May 2016 - September 2016
PI: Professor Layla Oesper
In Dr. Oesper’s lab, I worked on designing an interface and analysis method for canerous tumor phylogenies reconstructed from ultra-deep sequencing data. I designed this project to enable biological interpretation of the relationships between genes with mutations responsible for the development of blood tumors. Computational tools like AncesTree reconstruct the progression of clonal states in a tumor’s development using single nucleotide mutations and ultra-deep sequencing data. After witnessing tumor phylogeny inference performed with a computational model that would be infeasible through any other means, I began to wonder if computational tools could similarly advance our ability to identify causative biological features from these results. After visualizing the evolution of advanced blood cancers with phylogenetic trees, I laid the groundwork for these trees to be integrated with known databases of protein interactions in order to develop hypotheses about the biological mechanisms motivating the specific sequence of observed clonal states.
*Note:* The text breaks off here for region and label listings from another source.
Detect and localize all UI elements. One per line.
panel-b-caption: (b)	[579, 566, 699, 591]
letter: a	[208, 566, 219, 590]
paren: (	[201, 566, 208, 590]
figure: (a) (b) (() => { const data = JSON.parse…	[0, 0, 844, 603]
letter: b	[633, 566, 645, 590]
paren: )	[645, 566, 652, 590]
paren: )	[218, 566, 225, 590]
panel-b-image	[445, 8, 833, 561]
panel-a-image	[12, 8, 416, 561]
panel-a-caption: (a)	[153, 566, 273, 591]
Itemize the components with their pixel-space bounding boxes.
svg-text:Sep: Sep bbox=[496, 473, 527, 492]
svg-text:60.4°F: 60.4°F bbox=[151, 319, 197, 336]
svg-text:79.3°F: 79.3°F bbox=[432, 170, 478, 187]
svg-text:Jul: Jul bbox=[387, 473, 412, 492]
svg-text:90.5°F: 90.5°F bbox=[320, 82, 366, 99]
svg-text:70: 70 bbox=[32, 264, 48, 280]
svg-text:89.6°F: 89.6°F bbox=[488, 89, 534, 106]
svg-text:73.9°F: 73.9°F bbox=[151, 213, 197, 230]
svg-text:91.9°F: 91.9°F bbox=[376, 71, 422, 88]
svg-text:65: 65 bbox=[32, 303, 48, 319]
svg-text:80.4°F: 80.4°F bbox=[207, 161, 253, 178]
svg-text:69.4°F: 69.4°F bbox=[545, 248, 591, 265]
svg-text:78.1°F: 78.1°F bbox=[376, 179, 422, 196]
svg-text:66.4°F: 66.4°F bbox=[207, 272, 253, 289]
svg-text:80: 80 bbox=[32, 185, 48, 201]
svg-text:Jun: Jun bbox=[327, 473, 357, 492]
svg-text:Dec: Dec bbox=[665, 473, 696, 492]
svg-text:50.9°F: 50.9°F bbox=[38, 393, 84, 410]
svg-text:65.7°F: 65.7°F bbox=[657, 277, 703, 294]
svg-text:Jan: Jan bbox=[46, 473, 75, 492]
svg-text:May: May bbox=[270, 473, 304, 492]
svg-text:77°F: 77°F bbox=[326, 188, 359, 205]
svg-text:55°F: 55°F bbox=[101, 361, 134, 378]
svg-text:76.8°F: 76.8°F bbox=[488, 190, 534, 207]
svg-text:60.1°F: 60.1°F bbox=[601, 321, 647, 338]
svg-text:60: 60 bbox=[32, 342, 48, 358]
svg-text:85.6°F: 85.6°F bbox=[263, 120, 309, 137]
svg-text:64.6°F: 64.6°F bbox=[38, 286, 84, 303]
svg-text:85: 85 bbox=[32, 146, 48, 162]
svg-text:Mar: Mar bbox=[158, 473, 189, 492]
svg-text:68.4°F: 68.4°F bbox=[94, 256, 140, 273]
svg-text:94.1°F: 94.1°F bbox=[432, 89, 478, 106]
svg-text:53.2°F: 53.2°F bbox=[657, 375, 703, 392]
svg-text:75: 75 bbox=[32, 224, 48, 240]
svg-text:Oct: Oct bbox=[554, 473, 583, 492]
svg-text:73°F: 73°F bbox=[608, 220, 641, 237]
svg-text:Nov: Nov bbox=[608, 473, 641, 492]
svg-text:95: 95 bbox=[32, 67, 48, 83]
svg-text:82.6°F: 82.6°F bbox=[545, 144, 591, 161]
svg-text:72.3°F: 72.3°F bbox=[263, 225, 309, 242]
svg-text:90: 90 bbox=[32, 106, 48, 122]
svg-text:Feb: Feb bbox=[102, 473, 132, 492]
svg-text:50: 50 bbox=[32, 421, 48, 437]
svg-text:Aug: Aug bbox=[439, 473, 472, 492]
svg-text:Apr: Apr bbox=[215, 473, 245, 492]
This multidisciplinary research project spurred my interest in the intersection between biology and computer science, an interest which lingers to this day.

Teaching and work-study

Carleton Prefect Program

Beginning my junior year, I was a prefect in the Carleton Academic Support Center’s Prefect Program]. Prefects are students who attend a class they’ve taken a in order to provide extracurricular support for students taking the class. As part of the prefect program, I was selected based on an extensive list of guidelines and trained to facilitate student engagement with course materials via discussion-based prefect sessions I hosted multiple times per week. I orchestrated discussions in groups of up to 50 students to review course content with accompanying study guides, practice sheets, notes, and best practices for reviewing course material. Classes supported:

Biology Stockroom

I worked in Carleton’s Biology stockroom for my first 2 years of work-study. I prepared media and reagent prep for biology labs, washed too many beakers to count, and performed other activities necessary to keep the Biology department running smoothly.